Over £1bn of capital was invested in UK industrial and logistics property in the first half of 2013, more than the total volume transacted last year, according to new research from leading property advisers CBRE.
The South West market performed considerably well during this period, with 742,000 sq ft of take-up. The largest deal so far this year was in Swindon, where Howard Tenens took 237,000 sq ft as part of their expansion of operations in Wiltshire.
In and around Bristol, Culina Logistics took space in one of the few new buildings available in the South West, acquiring 212,000 sq ft of Crossflow 550 on Cabot Park. However, the deal required the unit to be split, leaving 338,220 sq ft remaining.

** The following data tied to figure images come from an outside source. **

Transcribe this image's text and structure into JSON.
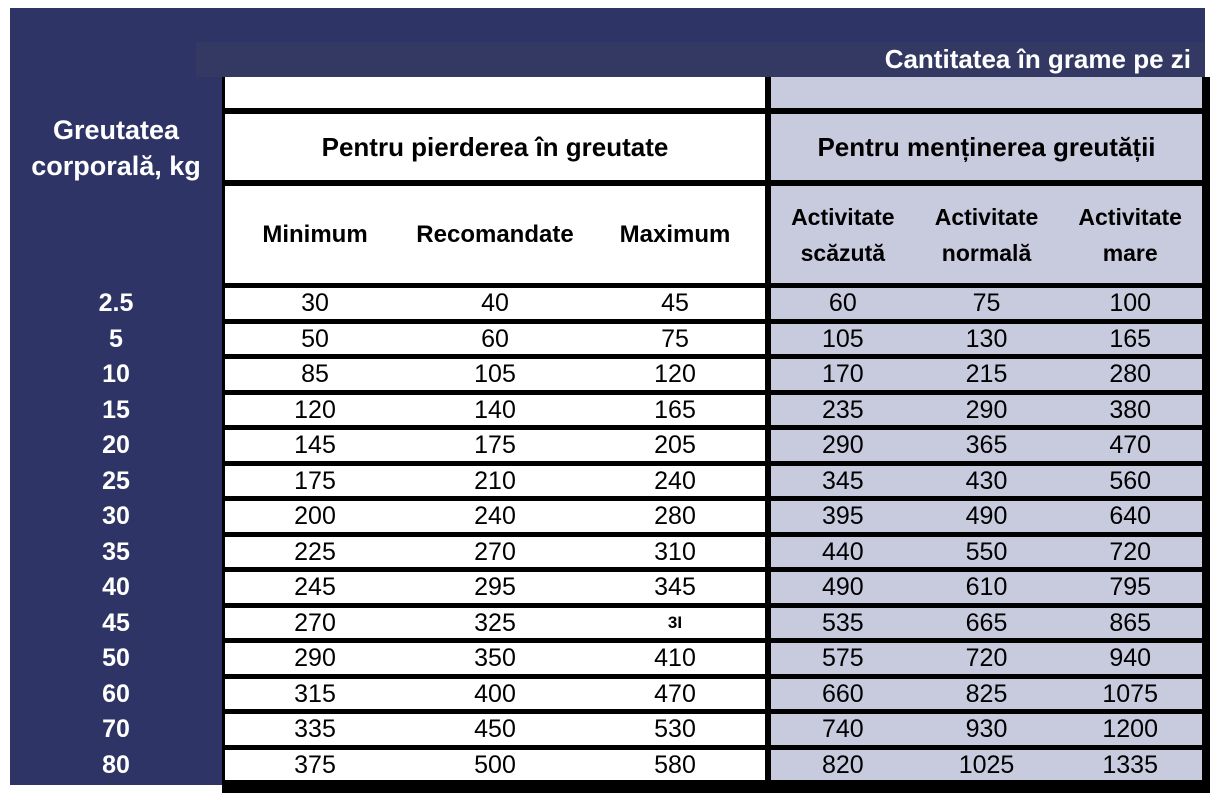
{
  "title": "Cantitatea în grame pe zi",
  "row_header": "Greutatea corporală, kg",
  "sections": {
    "loss": {
      "label": "Pentru pierderea în greutate",
      "columns": [
        "Minimum",
        "Recomandate",
        "Maximum"
      ]
    },
    "maintain": {
      "label": "Pentru menținerea greutății",
      "columns": [
        "Activitate scăzută",
        "Activitate normală",
        "Activitate mare"
      ]
    }
  },
  "rows": [
    {
      "weight": "2.5",
      "loss": [
        "30",
        "40",
        "45"
      ],
      "maintain": [
        "60",
        "75",
        "100"
      ]
    },
    {
      "weight": "5",
      "loss": [
        "50",
        "60",
        "75"
      ],
      "maintain": [
        "105",
        "130",
        "165"
      ]
    },
    {
      "weight": "10",
      "loss": [
        "85",
        "105",
        "120"
      ],
      "maintain": [
        "170",
        "215",
        "280"
      ]
    },
    {
      "weight": "15",
      "loss": [
        "120",
        "140",
        "165"
      ],
      "maintain": [
        "235",
        "290",
        "380"
      ]
    },
    {
      "weight": "20",
      "loss": [
        "145",
        "175",
        "205"
      ],
      "maintain": [
        "290",
        "365",
        "470"
      ]
    },
    {
      "weight": "25",
      "loss": [
        "175",
        "210",
        "240"
      ],
      "maintain": [
        "345",
        "430",
        "560"
      ]
    },
    {
      "weight": "30",
      "loss": [
        "200",
        "240",
        "280"
      ],
      "maintain": [
        "395",
        "490",
        "640"
      ]
    },
    {
      "weight": "35",
      "loss": [
        "225",
        "270",
        "310"
      ],
      "maintain": [
        "440",
        "550",
        "720"
      ]
    },
    {
      "weight": "40",
      "loss": [
        "245",
        "295",
        "345"
      ],
      "maintain": [
        "490",
        "610",
        "795"
      ]
    },
    {
      "weight": "45",
      "loss": [
        "270",
        "325",
        "3I"
      ],
      "maintain": [
        "535",
        "665",
        "865"
      ]
    },
    {
      "weight": "50",
      "loss": [
        "290",
        "350",
        "410"
      ],
      "maintain": [
        "575",
        "720",
        "940"
      ]
    },
    {
      "weight": "60",
      "loss": [
        "315",
        "400",
        "470"
      ],
      "maintain": [
        "660",
        "825",
        "1075"
      ]
    },
    {
      "weight": "70",
      "loss": [
        "335",
        "450",
        "530"
      ],
      "maintain": [
        "740",
        "930",
        "1200"
      ]
    },
    {
      "weight": "80",
      "loss": [
        "375",
        "500",
        "580"
      ],
      "maintain": [
        "820",
        "1025",
        "1335"
      ]
    }
  ],
  "colors": {
    "navy": "#2e3465",
    "band": "#333963",
    "lavender": "#c8cade",
    "border": "#000000"
  }
}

James Morgan, Head of Industrial Agency and Development at CBRE Bristol, commented: “We have witnessed a resurgence in buyers eyeing quality UK industrial and logistics property this year, driven by compelling evidence of the sector’s performance relative to other asset classes. Occupier markets continue to thrive and the resulting lack of prime stock has led to a surge in design and build activity in the best markets.
“However, with the exception of Crossflow 550, there are very few good quality buildings available in the South West. This is presenting difficulties for occupiers, particularly those with immediate requirements. Although pleasingly there are a number of sites across the region, particularly in the Bristol area, that could deliver new space on a built to suit basis.”